As director of the air show, Jansons also complemented his volunteer support staff and all those who contributed in any way from the base during the open house. "I would like to add a special thanks to all those who planned and executed WOW (Warriors Over the Wasatch). I have been lucky to work with a great group of planners for the last year. When it came time to execute, we had great people on the line directing traffic, running security, and making things happen, despite the rain."
Dover, who flew the F-16 in the Heritage Flight also played a part alongside many on the planning committee. "Obviously there were a lot of moving parts putting on the air show. My specific job was as the Thunderbird point of contact and I was in charge of the Heritage Flight portion of the show.
"Obviously we had a lot of weather issues and I was just so impressed with the community and how many folks who either stayed or came back out (to the show). As you know there were a couple of storms, one each day that sent people running for cover, but it was amazing to see how once the skies parted how many came back or were still out there," said Dover. "It was amazing to me."
Dover said he thinks air shows play a role in recruitment. The pilot said it was the result of just such an air show that he became a pilot. His parents took him to an air show in Montana, when he was a child.
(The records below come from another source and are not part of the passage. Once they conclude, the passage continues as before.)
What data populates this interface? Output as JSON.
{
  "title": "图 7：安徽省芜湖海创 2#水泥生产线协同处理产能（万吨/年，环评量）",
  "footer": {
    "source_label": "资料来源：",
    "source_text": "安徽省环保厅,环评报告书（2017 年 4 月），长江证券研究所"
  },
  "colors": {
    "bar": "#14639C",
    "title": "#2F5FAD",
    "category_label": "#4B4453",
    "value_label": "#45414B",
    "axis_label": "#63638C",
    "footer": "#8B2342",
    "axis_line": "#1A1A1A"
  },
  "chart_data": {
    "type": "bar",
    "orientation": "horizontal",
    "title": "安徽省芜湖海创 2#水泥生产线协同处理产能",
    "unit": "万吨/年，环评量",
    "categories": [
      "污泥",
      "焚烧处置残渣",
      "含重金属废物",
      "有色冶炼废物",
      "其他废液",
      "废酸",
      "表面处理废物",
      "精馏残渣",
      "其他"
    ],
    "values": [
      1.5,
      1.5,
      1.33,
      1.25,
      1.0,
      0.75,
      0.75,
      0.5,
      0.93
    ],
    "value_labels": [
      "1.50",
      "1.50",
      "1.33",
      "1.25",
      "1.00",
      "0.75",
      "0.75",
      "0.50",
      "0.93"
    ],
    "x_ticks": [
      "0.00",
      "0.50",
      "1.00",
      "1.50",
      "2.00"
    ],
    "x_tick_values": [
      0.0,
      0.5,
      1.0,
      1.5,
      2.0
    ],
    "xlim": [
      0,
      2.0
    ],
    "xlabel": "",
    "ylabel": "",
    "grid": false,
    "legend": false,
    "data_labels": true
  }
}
"I just fell in love with aviation," he said. "I spent the rest of my time through high school trying to get as close as I could to airplanes but usually that just involved fueling them or washing them down with a rag. Eventually I made the U.S. Air Force Academy my goal ... and after a while I got my hands on an F-16."
Nathan Myers, Hill Aerospace Museum, estimates 3,500 in total dropped by to see the displays there during the weekend, nearly double the attendance during that period of time. When the clouds broke and dropped their contents, a lot of attendees took the opportunity to go check out the base attraction.
"It was great to have the people who might not have come here (before) -- to have them take advantage of the opportunity to see the museum along with their trip to the air show," said Myers. "A lot of people, I think, were not aware that we were here and were pleasantly surprised with the collection we have."
Scott Wirz, museum director, said, "Nathan, the staff and our volunteers represented us very well and we received a lot of complements."